Economic assessments by regional and international bodies suggest that lowering ticket prices and relaxing market restrictions could unlock sizable gains in trade, tourism and labour mobility. Modelled scenarios for SAATM have previously indicated that fully liberalising air transport among participating states could generate millions of additional passengers, create new jobs and add percentage points to gross domestic product in several markets.

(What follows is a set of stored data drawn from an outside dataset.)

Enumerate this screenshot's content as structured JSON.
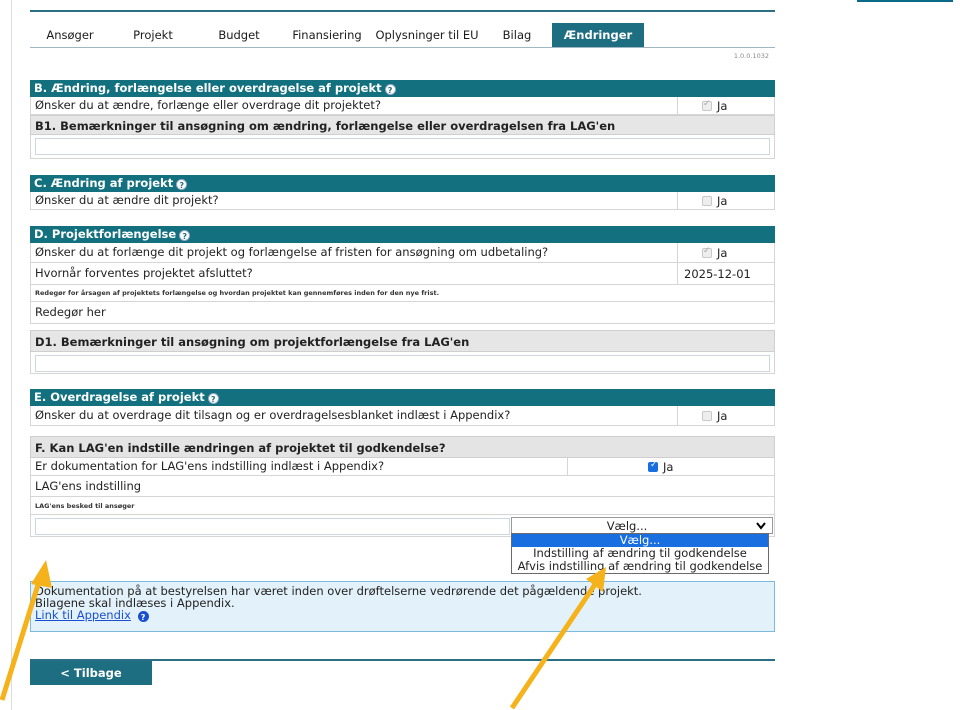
{
  "tabs": [
    {
      "label": "Ansøger"
    },
    {
      "label": "Projekt"
    },
    {
      "label": "Budget"
    },
    {
      "label": "Finansiering"
    },
    {
      "label": "Oplysninger til EU"
    },
    {
      "label": "Bilag"
    },
    {
      "label": "Ændringer"
    }
  ],
  "version": "1.0.0.1032",
  "yes_label": "Ja",
  "sectionB": {
    "title": "B. Ændring, forlængelse eller overdragelse af projekt",
    "question": "Ønsker du at ændre, forlænge eller overdrage dit projektet?",
    "sub_title": "B1. Bemærkninger til ansøgning om ændring, forlængelse eller overdragelsen fra LAG'en"
  },
  "sectionC": {
    "title": "C. Ændring af projekt",
    "question": "Ønsker du at ændre dit projekt?"
  },
  "sectionD": {
    "title": "D. Projektforlængelse",
    "question": "Ønsker du at forlænge dit projekt og forlængelse af fristen for ansøgning om udbetaling?",
    "end_question": "Hvornår forventes projektet afsluttet?",
    "end_date": "2025-12-01",
    "reason_label": "Redegør for årsagen af projektets forlængelse og hvordan projektet kan gennemføres inden for den nye frist.",
    "reason_value": "Redegør her",
    "sub_title": "D1. Bemærkninger til ansøgning om projektforlængelse fra LAG'en"
  },
  "sectionE": {
    "title": "E. Overdragelse af projekt",
    "question": "Ønsker du at overdrage dit tilsagn og er overdragelsesblanket indlæst i Appendix?"
  },
  "sectionF": {
    "title": "F. Kan LAG'en indstille ændringen af projektet til godkendelse?",
    "question": "Er dokumentation for LAG'ens indstilling indlæst i Appendix?",
    "recommendation_label": "LAG'ens indstilling",
    "select_value": "Vælg...",
    "options": [
      "Vælg...",
      "Indstilling af ændring til godkendelse",
      "Afvis indstilling af ændring til godkendelse"
    ],
    "message_label": "LAG'ens besked til ansøger",
    "info_line1": "Dokumentation på at bestyrelsen har været inden over drøftelserne vedrørende det pågældende projekt.",
    "info_line2": "Bilagene skal indlæses i Appendix.",
    "info_link": "Link til Appendix"
  },
  "back_button": "< Tilbage",
  "colors": {
    "header": "#12707f",
    "tab_active": "#1e6e82",
    "arrow": "#f6b21b",
    "select_highlight": "#1a6fe0"
  }
}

In this context, the Lomé convention’s focus on both affordability and integration takes on added significance for travellers. If charge reductions in ECOWAS are sustained and coupled with more open competition, passengers could see more direct routes between regional capitals, better schedule choices and entry of new or revived airlines on intra-African segments. For many travellers, the most tangible impact would be the possibility of multi-country itineraries within West and Central Africa that are financially feasible for business, education or family visits rather than limited to high-end corporate travel.
Why Lomé 2026 Matters for the Wider Continent
While the June 2026 event is branded as an African Air Transport Convention, its implications reach into broader debates about regional integration, industrial policy and inclusive growth. Air connectivity is a practical enabler for the African Continental Free Trade Area, facilitating movement of goods, services and people that cannot rely solely on surface transport. Policy commentators often note that without more competitive and affordable aviation, the trade area’s promise of a truly integrated market will be harder to realise.
Lomé’s selection also has symbolic resonance. The city has hosted important continental discussions not only on aviation but on Pan-African cooperation more broadly, including a major Pan-African congress in 2025 under the African Union’s decade of African roots and diaspora initiative. The 2026 convention is likely to draw on this heritage, presenting air transport reform as part of a wider project to connect African societies with each other and with their global diasporas.
For travellers following these developments, the key story is whether a long-discussed vision of open African skies is finally moving from communiqués to boarding passes. The combination of concrete cost-cutting measures in West Africa, renewed commitments to a single air transport market and a dedicated continental convention in Lomé gives 2026 unusual strategic weight. If the momentum holds, the city’s meetings next June could mark the point when affordable, frequent air travel within Africa starts to feel less like an exception and more like an emerging norm.